Drs. Martin Nielsen, Christian Sauermann and Dave Leathwick have used computer modeling to simulate small strongyle resistance to ivermectin over the next 40 years. Small strongyles are very common and infect almost every horse that grazes on pasture. The worms can trigger a disease called larval cyathostominosis, which occurs when encysted small strongyle larva emerge in large quantities from the intestinal wall and cause swelling and damage the mucosa.

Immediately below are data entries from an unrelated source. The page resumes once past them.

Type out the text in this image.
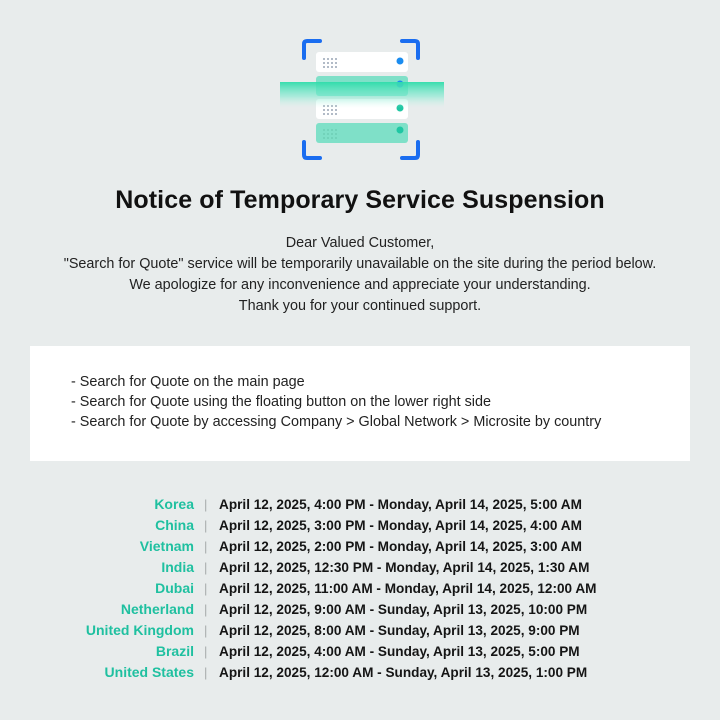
Notice of Temporary Service Suspension
Dear Valued Customer,
"Search for Quote" service will be temporarily unavailable on the site during the period below.
We apologize for any inconvenience and appreciate your understanding.
Thank you for your continued support.
- Search for Quote on the main page
- Search for Quote using the floating button on the lower right side
- Search for Quote by accessing Company > Global Network > Microsite by country
Korea | April 12, 2025, 4:00 PM - Monday, April 14, 2025, 5:00 AM
China | April 12, 2025, 3:00 PM - Monday, April 14, 2025, 4:00 AM
Vietnam | April 12, 2025, 2:00 PM - Monday, April 14, 2025, 3:00 AM
India | April 12, 2025, 12:30 PM - Monday, April 14, 2025, 1:30 AM
Dubai | April 12, 2025, 11:00 AM - Monday, April 14, 2025, 12:00 AM
Netherland | April 12, 2025, 9:00 AM - Sunday, April 13, 2025, 10:00 PM
United Kingdom | April 12, 2025, 8:00 AM - Sunday, April 13, 2025, 9:00 PM
Brazil | April 12, 2025, 4:00 AM - Sunday, April 13, 2025, 5:00 PM
United States | April 12, 2025, 12:00 AM - Sunday, April 13, 2025, 1:00 PM
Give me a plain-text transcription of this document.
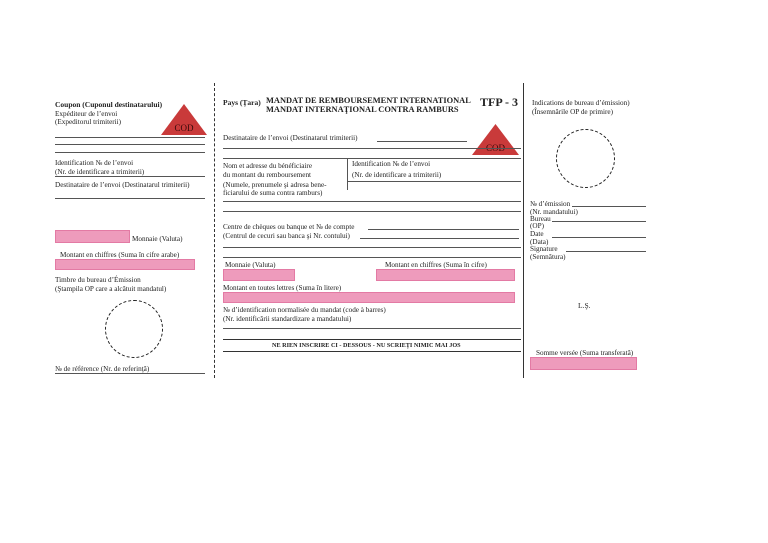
Coupon (Cuponul destinatarului)
Expéditeur de l’envoi
(Expeditorul trimiterii)
COD
Identification № de l’envoi
(Nr. de identificare a trimiterii)
Destinataire de l’envoi (Destinatarul trimiterii)
Monnaie (Valuta)
Montant en chiffres (Suma în cifre arabe)
Timbre du bureau d’Émission
(Ştampila OP care a alcătuit mandatul)
№ de référence (Nr. de referinţă)
Pays (Ţara) MANDAT DE REMBOURSEMENT INTERNATIONAL
MANDAT INTERNAŢIONAL CONTRA RAMBURS
TFP - 3
COD
Destinataire de l’envoi (Destinatarul trimiterii)
Nom et adresse du bénéficiaire
du montant du remboursement
(Numele, prenumele şi adresa bene-
ficiarului de suma contra ramburs)
Identification № de l’envoi
(Nr. de identificare a trimiterii)
Centre de chèques ou banque et № de compte
(Centrul de cecuri sau banca şi Nr. contului)
Monnaie (Valuta)	Montant en chiffres (Suma în cifre)
Montant en toutes lettres (Suma în litere)
№ d’identification normalisée du mandat (code à barres)
(Nr. identificării standardizare a mandatului)
NE RIEN INSCRIRE CI - DESSOUS - NU SCRIEŢI NIMIC MAI JOS
Indications de bureau d’émission)
(Însemnările OP de primire)
№ d’émission
(Nr. mandatului)
Bureau
(OP)
Date
(Data)
Signature
(Semnătura)
L.Ş.
Somme versée (Suma transferată)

Nielson, who works out of the Maxwell H. Gluck Equine Research Center at the University of Kentucky, said that drug resistance is slow to develop in worms; it takes decades to show resistance, so tracking the effects in real-time is extremely difficult. The model was created to better understand drug resistance and find ways to counteract resistance. Horse owners have been urged to use fecal egg counts to determine if and when horses need deworming medications, but some owners still use dewormers based on a calendar cycle.
The computer model Nielson and his colleagues developed replicates the life stages of small strongyles both in the pasture and in the horse. The pasture-based model took into account precipitation and temperature for four different climates; the horse-based model took into account every life stage of the worms and factors that affected development. The model also took into account the genetics related to dewormer resistance.

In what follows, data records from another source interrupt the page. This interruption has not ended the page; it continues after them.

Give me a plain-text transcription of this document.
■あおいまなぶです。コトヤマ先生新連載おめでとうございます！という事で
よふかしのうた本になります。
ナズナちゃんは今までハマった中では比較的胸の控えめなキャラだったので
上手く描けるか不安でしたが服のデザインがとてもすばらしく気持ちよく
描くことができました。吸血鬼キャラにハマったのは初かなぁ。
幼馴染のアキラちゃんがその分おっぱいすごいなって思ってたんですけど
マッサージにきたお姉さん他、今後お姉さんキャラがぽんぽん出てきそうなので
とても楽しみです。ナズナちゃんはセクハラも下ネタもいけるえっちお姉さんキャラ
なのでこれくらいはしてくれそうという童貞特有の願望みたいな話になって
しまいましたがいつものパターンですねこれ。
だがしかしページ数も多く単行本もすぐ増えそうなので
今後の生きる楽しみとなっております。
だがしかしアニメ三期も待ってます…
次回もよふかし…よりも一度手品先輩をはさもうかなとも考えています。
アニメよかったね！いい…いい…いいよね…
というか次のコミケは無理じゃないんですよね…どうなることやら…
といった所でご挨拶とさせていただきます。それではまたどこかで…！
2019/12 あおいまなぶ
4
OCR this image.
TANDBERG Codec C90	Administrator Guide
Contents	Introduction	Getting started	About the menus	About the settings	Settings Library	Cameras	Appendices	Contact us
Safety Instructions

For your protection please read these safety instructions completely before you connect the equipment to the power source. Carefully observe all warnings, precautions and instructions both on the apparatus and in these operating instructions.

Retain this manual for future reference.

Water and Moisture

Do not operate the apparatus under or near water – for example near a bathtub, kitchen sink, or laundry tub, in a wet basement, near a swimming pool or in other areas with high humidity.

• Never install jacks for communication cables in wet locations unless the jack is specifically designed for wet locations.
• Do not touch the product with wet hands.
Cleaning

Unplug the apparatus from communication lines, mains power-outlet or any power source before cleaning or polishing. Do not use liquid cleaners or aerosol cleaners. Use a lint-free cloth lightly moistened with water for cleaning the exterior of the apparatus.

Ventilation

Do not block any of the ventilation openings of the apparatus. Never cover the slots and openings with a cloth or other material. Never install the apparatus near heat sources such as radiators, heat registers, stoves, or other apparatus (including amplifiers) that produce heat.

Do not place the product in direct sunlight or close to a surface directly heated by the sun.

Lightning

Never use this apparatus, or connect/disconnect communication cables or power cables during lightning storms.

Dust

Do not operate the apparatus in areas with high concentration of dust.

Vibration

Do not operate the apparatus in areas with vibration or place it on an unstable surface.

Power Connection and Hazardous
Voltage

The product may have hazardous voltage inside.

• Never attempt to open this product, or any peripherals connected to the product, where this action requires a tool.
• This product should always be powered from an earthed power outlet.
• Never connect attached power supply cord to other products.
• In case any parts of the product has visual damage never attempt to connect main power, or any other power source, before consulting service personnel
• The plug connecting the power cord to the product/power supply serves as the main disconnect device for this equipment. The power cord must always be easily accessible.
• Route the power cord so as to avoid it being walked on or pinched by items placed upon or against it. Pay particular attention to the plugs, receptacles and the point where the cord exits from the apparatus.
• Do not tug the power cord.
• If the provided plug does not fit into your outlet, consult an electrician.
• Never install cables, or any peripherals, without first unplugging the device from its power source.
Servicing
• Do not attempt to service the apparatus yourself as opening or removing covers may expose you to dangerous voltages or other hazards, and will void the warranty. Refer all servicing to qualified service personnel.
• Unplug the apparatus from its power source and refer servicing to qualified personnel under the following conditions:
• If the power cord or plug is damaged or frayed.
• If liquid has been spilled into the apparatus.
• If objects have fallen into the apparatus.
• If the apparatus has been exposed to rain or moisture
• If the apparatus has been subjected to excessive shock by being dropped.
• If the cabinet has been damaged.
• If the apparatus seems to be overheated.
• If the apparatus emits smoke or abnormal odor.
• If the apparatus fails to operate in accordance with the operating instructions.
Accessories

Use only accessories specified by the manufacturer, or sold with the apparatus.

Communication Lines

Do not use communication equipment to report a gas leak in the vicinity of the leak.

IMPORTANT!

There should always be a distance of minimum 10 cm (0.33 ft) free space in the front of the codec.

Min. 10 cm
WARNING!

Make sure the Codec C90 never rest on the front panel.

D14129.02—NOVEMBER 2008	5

The researchers found that the increasing the frequency of deworming increased worm resistance in all climates, but moving to only four treatments a year resulted in only a minor reduction in resistance development.

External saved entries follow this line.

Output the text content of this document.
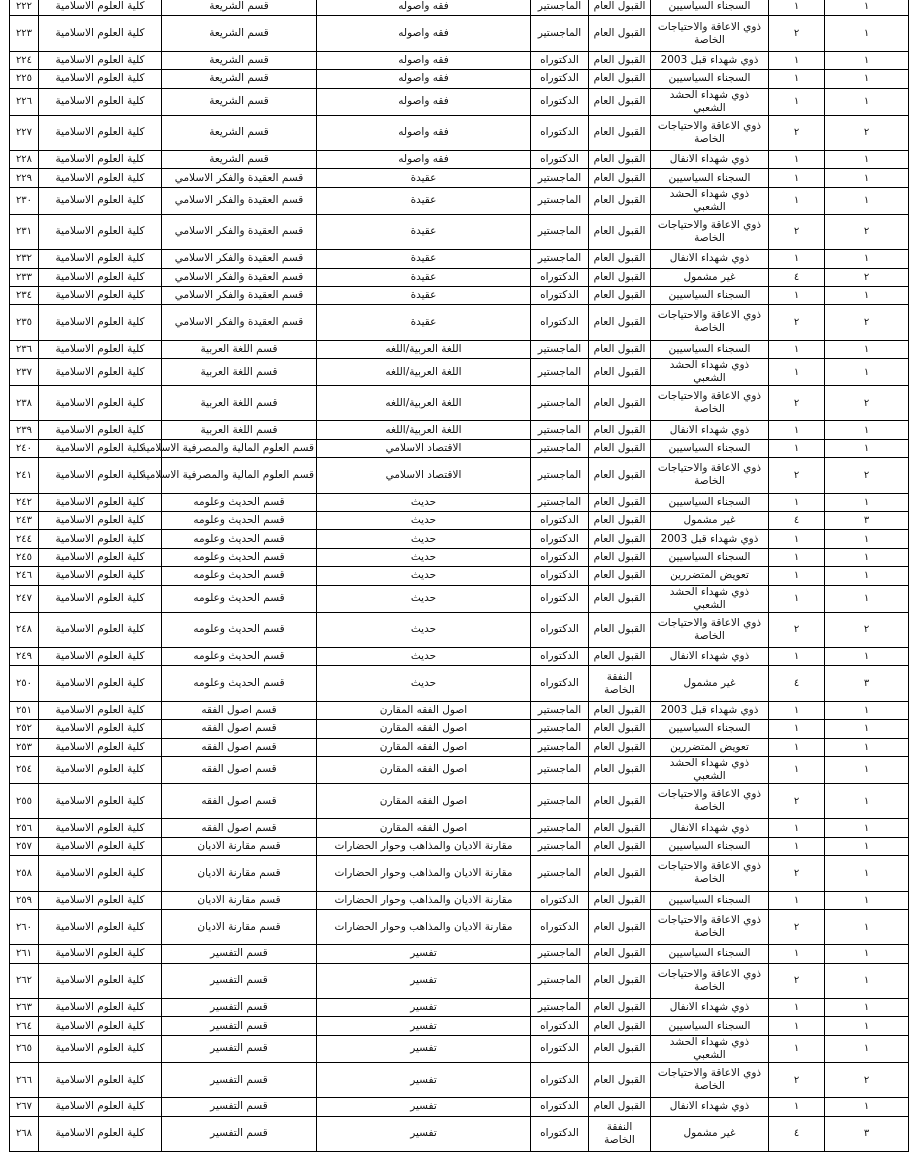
٢٢٢	كلية العلوم الاسلامية	قسم الشريعة	فقه واصوله	الماجستير	القبول العام	السجناء السياسيين	١	١
٢٢٣	كلية العلوم الاسلامية	قسم الشريعة	فقه واصوله	الماجستير	القبول العام	ذوي الاعاقة والاحتياجات الخاصة	٢	١
٢٢٤	كلية العلوم الاسلامية	قسم الشريعة	فقه واصوله	الدكتوراه	القبول العام	ذوي شهداء قبل 2003	١	١
٢٢٥	كلية العلوم الاسلامية	قسم الشريعة	فقه واصوله	الدكتوراه	القبول العام	السجناء السياسيين	١	١
٢٢٦	كلية العلوم الاسلامية	قسم الشريعة	فقه واصوله	الدكتوراه	القبول العام	ذوي شهداء الحشد الشعبي	١	١
٢٢٧	كلية العلوم الاسلامية	قسم الشريعة	فقه واصوله	الدكتوراه	القبول العام	ذوي الاعاقة والاحتياجات الخاصة	٢	٢
٢٢٨	كلية العلوم الاسلامية	قسم الشريعة	فقه واصوله	الدكتوراه	القبول العام	ذوي شهداء الانفال	١	١
٢٢٩	كلية العلوم الاسلامية	قسم العقيدة والفكر الاسلامي	عقيدة	الماجستير	القبول العام	السجناء السياسيين	١	١
٢٣٠	كلية العلوم الاسلامية	قسم العقيدة والفكر الاسلامي	عقيدة	الماجستير	القبول العام	ذوي شهداء الحشد الشعبي	١	١
٢٣١	كلية العلوم الاسلامية	قسم العقيدة والفكر الاسلامي	عقيدة	الماجستير	القبول العام	ذوي الاعاقة والاحتياجات الخاصة	٢	٢
٢٣٢	كلية العلوم الاسلامية	قسم العقيدة والفكر الاسلامي	عقيدة	الماجستير	القبول العام	ذوي شهداء الانفال	١	١
٢٣٣	كلية العلوم الاسلامية	قسم العقيدة والفكر الاسلامي	عقيدة	الدكتوراه	القبول العام	غير مشمول	٤	٢
٢٣٤	كلية العلوم الاسلامية	قسم العقيدة والفكر الاسلامي	عقيدة	الدكتوراه	القبول العام	السجناء السياسيين	١	١
٢٣٥	كلية العلوم الاسلامية	قسم العقيدة والفكر الاسلامي	عقيدة	الدكتوراه	القبول العام	ذوي الاعاقة والاحتياجات الخاصة	٢	٢
٢٣٦	كلية العلوم الاسلامية	قسم اللغة العربية	اللغة العربية/اللغه	الماجستير	القبول العام	السجناء السياسيين	١	١
٢٣٧	كلية العلوم الاسلامية	قسم اللغة العربية	اللغة العربية/اللغه	الماجستير	القبول العام	ذوي شهداء الحشد الشعبي	١	١
٢٣٨	كلية العلوم الاسلامية	قسم اللغة العربية	اللغة العربية/اللغه	الماجستير	القبول العام	ذوي الاعاقة والاحتياجات الخاصة	٢	٢
٢٣٩	كلية العلوم الاسلامية	قسم اللغة العربية	اللغة العربية/اللغه	الماجستير	القبول العام	ذوي شهداء الانفال	١	١
٢٤٠	كلية العلوم الاسلامية	قسم العلوم المالية والمصرفية الاسلامية	الاقتصاد الاسلامي	الماجستير	القبول العام	السجناء السياسيين	١	١
٢٤١	كلية العلوم الاسلامية	قسم العلوم المالية والمصرفية الاسلامية	الاقتصاد الاسلامي	الماجستير	القبول العام	ذوي الاعاقة والاحتياجات الخاصة	٢	٢
٢٤٢	كلية العلوم الاسلامية	قسم الحديث وعلومه	حديث	الماجستير	القبول العام	السجناء السياسيين	١	١
٢٤٣	كلية العلوم الاسلامية	قسم الحديث وعلومه	حديث	الدكتوراه	القبول العام	غير مشمول	٤	٣
٢٤٤	كلية العلوم الاسلامية	قسم الحديث وعلومه	حديث	الدكتوراه	القبول العام	ذوي شهداء قبل 2003	١	١
٢٤٥	كلية العلوم الاسلامية	قسم الحديث وعلومه	حديث	الدكتوراه	القبول العام	السجناء السياسيين	١	١
٢٤٦	كلية العلوم الاسلامية	قسم الحديث وعلومه	حديث	الدكتوراه	القبول العام	تعويض المتضررين	١	١
٢٤٧	كلية العلوم الاسلامية	قسم الحديث وعلومه	حديث	الدكتوراه	القبول العام	ذوي شهداء الحشد الشعبي	١	١
٢٤٨	كلية العلوم الاسلامية	قسم الحديث وعلومه	حديث	الدكتوراه	القبول العام	ذوي الاعاقة والاحتياجات الخاصة	٢	٢
٢٤٩	كلية العلوم الاسلامية	قسم الحديث وعلومه	حديث	الدكتوراه	القبول العام	ذوي شهداء الانفال	١	١
٢٥٠	كلية العلوم الاسلامية	قسم الحديث وعلومه	حديث	الدكتوراه	النفقة الخاصة	غير مشمول	٤	٣
٢٥١	كلية العلوم الاسلامية	قسم اصول الفقه	اصول الفقه المقارن	الماجستير	القبول العام	ذوي شهداء قبل 2003	١	١
٢٥٢	كلية العلوم الاسلامية	قسم اصول الفقه	اصول الفقه المقارن	الماجستير	القبول العام	السجناء السياسيين	١	١
٢٥٣	كلية العلوم الاسلامية	قسم اصول الفقه	اصول الفقه المقارن	الماجستير	القبول العام	تعويض المتضررين	١	١
٢٥٤	كلية العلوم الاسلامية	قسم اصول الفقه	اصول الفقه المقارن	الماجستير	القبول العام	ذوي شهداء الحشد الشعبي	١	١
٢٥٥	كلية العلوم الاسلامية	قسم اصول الفقه	اصول الفقه المقارن	الماجستير	القبول العام	ذوي الاعاقة والاحتياجات الخاصة	٢	١
٢٥٦	كلية العلوم الاسلامية	قسم اصول الفقه	اصول الفقه المقارن	الماجستير	القبول العام	ذوي شهداء الانفال	١	١
٢٥٧	كلية العلوم الاسلامية	قسم مقارنة الاديان	مقارنة الاديان والمذاهب وحوار الحضارات	الماجستير	القبول العام	السجناء السياسيين	١	١
٢٥٨	كلية العلوم الاسلامية	قسم مقارنة الاديان	مقارنة الاديان والمذاهب وحوار الحضارات	الماجستير	القبول العام	ذوي الاعاقة والاحتياجات الخاصة	٢	١
٢٥٩	كلية العلوم الاسلامية	قسم مقارنة الاديان	مقارنة الاديان والمذاهب وحوار الحضارات	الدكتوراه	القبول العام	السجناء السياسيين	١	١
٢٦٠	كلية العلوم الاسلامية	قسم مقارنة الاديان	مقارنة الاديان والمذاهب وحوار الحضارات	الدكتوراه	القبول العام	ذوي الاعاقة والاحتياجات الخاصة	٢	١
٢٦١	كلية العلوم الاسلامية	قسم التفسير	تفسير	الماجستير	القبول العام	السجناء السياسيين	١	١
٢٦٢	كلية العلوم الاسلامية	قسم التفسير	تفسير	الماجستير	القبول العام	ذوي الاعاقة والاحتياجات الخاصة	٢	١
٢٦٣	كلية العلوم الاسلامية	قسم التفسير	تفسير	الماجستير	القبول العام	ذوي شهداء الانفال	١	١
٢٦٤	كلية العلوم الاسلامية	قسم التفسير	تفسير	الدكتوراه	القبول العام	السجناء السياسيين	١	١
٢٦٥	كلية العلوم الاسلامية	قسم التفسير	تفسير	الدكتوراه	القبول العام	ذوي شهداء الحشد الشعبي	١	١
٢٦٦	كلية العلوم الاسلامية	قسم التفسير	تفسير	الدكتوراه	القبول العام	ذوي الاعاقة والاحتياجات الخاصة	٢	٢
٢٦٧	كلية العلوم الاسلامية	قسم التفسير	تفسير	الدكتوراه	القبول العام	ذوي شهداء الانفال	١	١
٢٦٨	كلية العلوم الاسلامية	قسم التفسير	تفسير	الدكتوراه	النفقة الخاصة	غير مشمول	٤	٣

They reported that to significantly slow resistance development, deworming treatments may need to be reduced to as few as two a year if all horses are treated at the same time. The month in which the medication is administered becomes important if horses are being dewormed only twice a year; resistance was slower to develop when deworming medications were given in winter or early spring. However, the timing of deworming administration did not affect the subtropical climate as conditions are always favorable for small strongyle development.
The researchers concluded that selective deworming based on climate should be done in the spring, while treatments of all horses on a pasture are most beneficial in the fall.